If you own a Galaxy smartphone you’d be wise to check the settings immediately. Samsung has just pushed out an urgent security patch which mends a number of issues including one – named CVE-2024-44068 – that could allow hackers access to devices. The bug, which was spotted by Google’s Threat Analysis Group, is worrying as – if successful – cyber crooks could steal personal data and take control of devices remotely.
It’s been confirmed that affected devices are all running Samsung’s Exynos chips – if you have a Qualcomm Snapdragon device you should be safe.
You can check online to see what chip is powering your device but the Galaxy S10 is just one of the smartphones that appears to be hit by the problems.
“An issue was discovered in the m2m scaler driver in Samsung Mobile Processor and Wearable Processor Exynos 9820, 9825, 980, 990, 850, and W920. A use-after-free in the mobile processor leads to privilege escalation,” a NIST advisory stated.
It’s now a very good idea to check your device and download the very latest October security updates from Samsung as these will fix any bugs or future attacks that could be about to take place.
Not sure how to update your Samsung phone? Here’s the easiest way to install the latest patches.
• Simply swipe down from the top of the screen, and then tap the Settings icon.
• Then you should see Software update, or System updates. It will vary between models.
• Next, you need to tap Download and install, Check for system updates, or Check for software updates.
• If there’s one pending you should download it and follow the on-screen instructions to install.

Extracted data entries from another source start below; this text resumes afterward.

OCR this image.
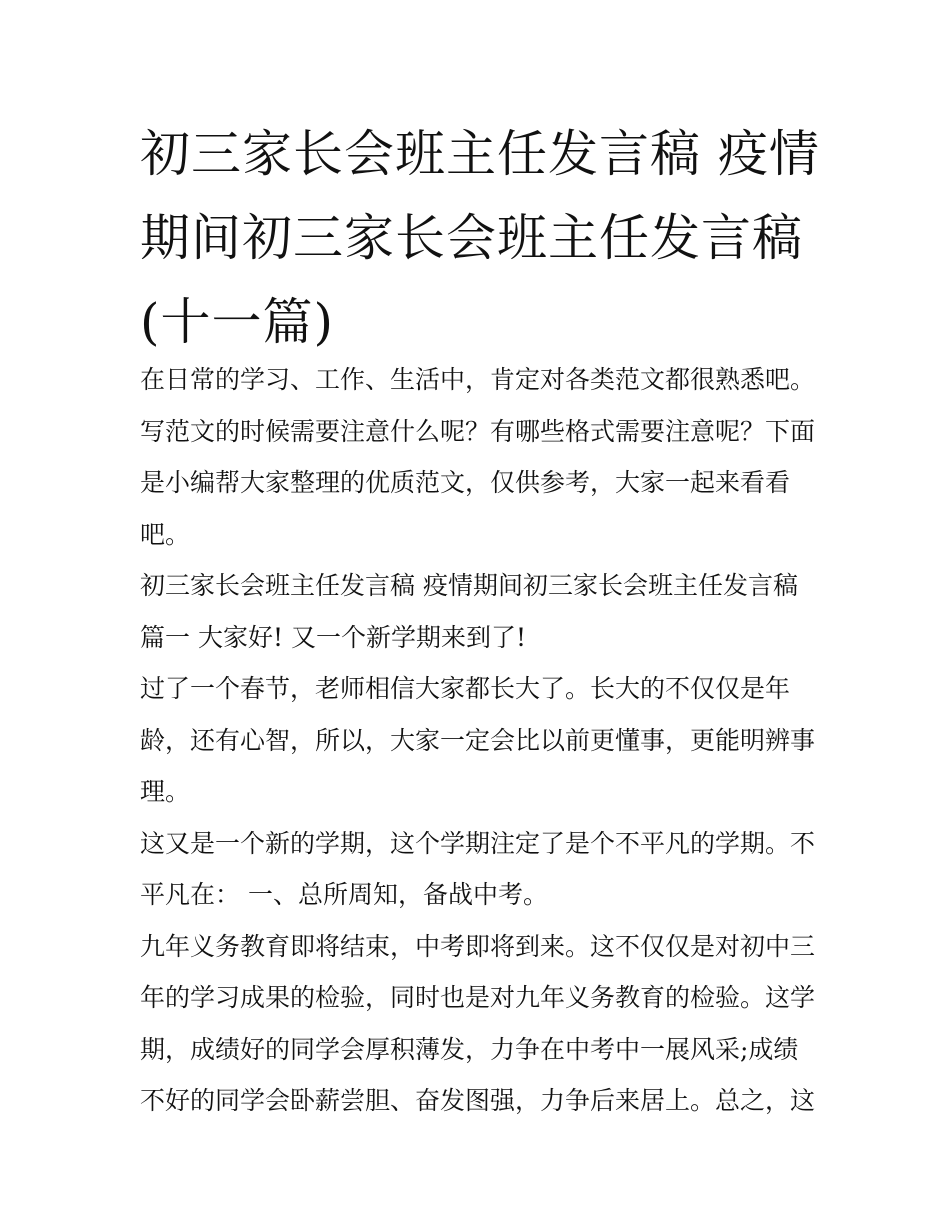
初三家长会班主任发言稿 疫情期间初三家长会班主任发言稿(十一篇)

在日常的学习、工作、生活中，肯定对各类范文都很熟悉吧。写范文的时候需要注意什么呢？有哪些格式需要注意呢？下面是小编帮大家整理的优质范文，仅供参考，大家一起来看看吧。

初三家长会班主任发言稿 疫情期间初三家长会班主任发言稿篇一 大家好! 又一个新学期来到了!

过了一个春节，老师相信大家都长大了。长大的不仅仅是年龄，还有心智，所以，大家一定会比以前更懂事，更能明辨事理。

这又是一个新的学期，这个学期注定了是个不平凡的学期。不平凡在： 一、总所周知，备战中考。

九年义务教育即将结束，中考即将到来。这不仅仅是对初中三年的学习成果的检验，同时也是对九年义务教育的检验。这学期，成绩好的同学会厚积薄发，力争在中考中一展风采;成绩不好的同学会卧薪尝胆、奋发图强，力争后来居上。总之，这
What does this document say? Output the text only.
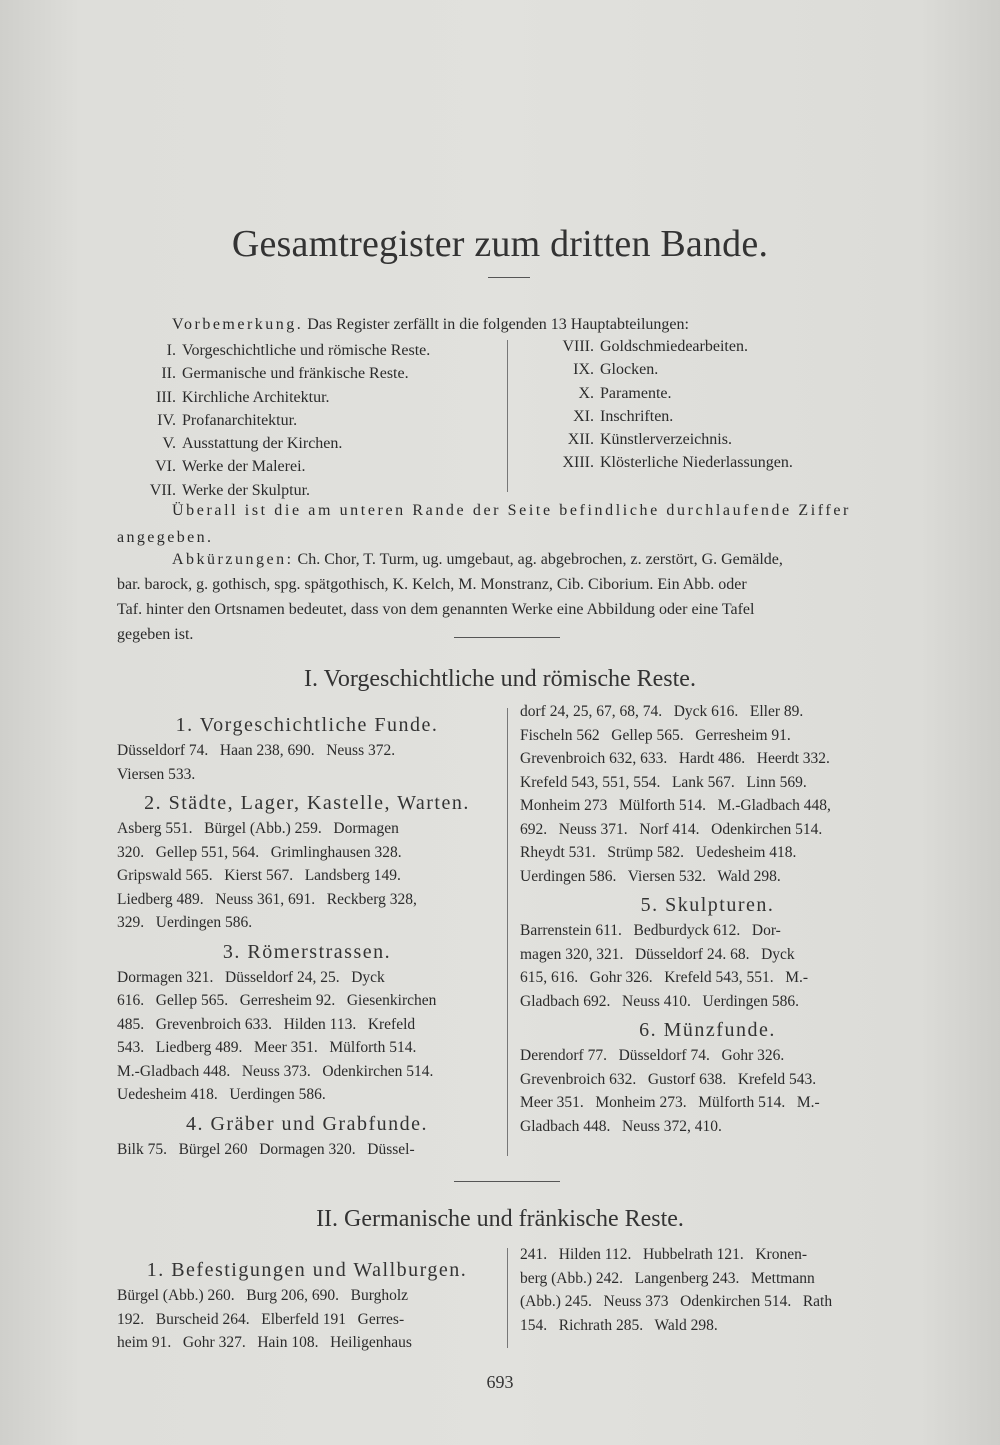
Gesamtregister zum dritten Bande.
Vorbemerkung. Das Register zerfällt in die folgenden 13 Hauptabteilungen:
I. Vorgeschichtliche und römische Reste.
II. Germanische und fränkische Reste.
III. Kirchliche Architektur.
IV. Profanarchitektur.
V. Ausstattung der Kirchen.
VI. Werke der Malerei.
VII. Werke der Skulptur.
VIII. Goldschmiedearbeiten.
IX. Glocken.
X. Paramente.
XI. Inschriften.
XII. Künstlerverzeichnis.
XIII. Klösterliche Niederlassungen.
Überall ist die am unteren Rande der Seite befindliche durchlaufende Ziffer
angegeben.
Abkürzungen: Ch. Chor, T. Turm, ug. umgebaut, ag. abgebrochen, z. zerstört, G. Gemälde,
bar. barock, g. gothisch, spg. spätgothisch, K. Kelch, M. Monstranz, Cib. Ciborium. Ein Abb. oder
Taf. hinter den Ortsnamen bedeutet, dass von dem genannten Werke eine Abbildung oder eine Tafel
gegeben ist.
I. Vorgeschichtliche und römische Reste.
1. Vorgeschichtliche Funde.
Düsseldorf 74.   Haan 238, 690.   Neuss 372.
Viersen 533.
2. Städte, Lager, Kastelle, Warten.
Asberg 551.   Bürgel (Abb.) 259.   Dormagen
320.   Gellep 551, 564.   Grimlinghausen 328.
Gripswald 565.   Kierst 567.   Landsberg 149.
Liedberg 489.   Neuss 361, 691.   Reckberg 328,
329.   Uerdingen 586.
3. Römerstrassen.
Dormagen 321.   Düsseldorf 24, 25.   Dyck
616.   Gellep 565.   Gerresheim 92.   Giesenkirchen
485.   Grevenbroich 633.   Hilden 113.   Krefeld
543.   Liedberg 489.   Meer 351.   Mülforth 514.
M.-Gladbach 448.   Neuss 373.   Odenkirchen 514.
Uedesheim 418.   Uerdingen 586.
4. Gräber und Grabfunde.
Bilk 75.   Bürgel 260   Dormagen 320.   Düssel-
dorf 24, 25, 67, 68, 74.   Dyck 616.   Eller 89.
Fischeln 562   Gellep 565.   Gerresheim 91.
Grevenbroich 632, 633.   Hardt 486.   Heerdt 332.
Krefeld 543, 551, 554.   Lank 567.   Linn 569.
Monheim 273   Mülforth 514.   M.-Gladbach 448,
692.   Neuss 371.   Norf 414.   Odenkirchen 514.
Rheydt 531.   Strümp 582.   Uedesheim 418.
Uerdingen 586.   Viersen 532.   Wald 298.
5. Skulpturen.
Barrenstein 611.   Bedburdyck 612.   Dor-
magen 320, 321.   Düsseldorf 24. 68.   Dyck
615, 616.   Gohr 326.   Krefeld 543, 551.   M.-
Gladbach 692.   Neuss 410.   Uerdingen 586.
6. Münzfunde.
Derendorf 77.   Düsseldorf 74.   Gohr 326.
Grevenbroich 632.   Gustorf 638.   Krefeld 543.
Meer 351.   Monheim 273.   Mülforth 514.   M.-
Gladbach 448.   Neuss 372, 410.
II. Germanische und fränkische Reste.
1. Befestigungen und Wallburgen.
Bürgel (Abb.) 260.   Burg 206, 690.   Burgholz
192.   Burscheid 264.   Elberfeld 191   Gerres-
heim 91.   Gohr 327.   Hain 108.   Heiligenhaus
241.   Hilden 112.   Hubbelrath 121.   Kronen-
berg (Abb.) 242.   Langenberg 243.   Mettmann
(Abb.) 245.   Neuss 373   Odenkirchen 514.   Rath
154.   Richrath 285.   Wald 298.
693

Commenting on this latest bug, Boris Cipot, senior security engineer at Black Duck, said: “Although this vulnerability may not be classified as highly critical, it still poses potential risks that users of affected devices need to be aware of. By exploiting CVE-2024-44068, an attacker can gain elevated access, allowing them to take control of the device and bypass its security measures.
“Once inside, the attacker could run malicious code, steal data, or even spy on the user, depending on their strategy and motivations.
“To protect against this, users should first ensure they have the latest security patches installed. The most recent update, released in October, addresses this vulnerability.”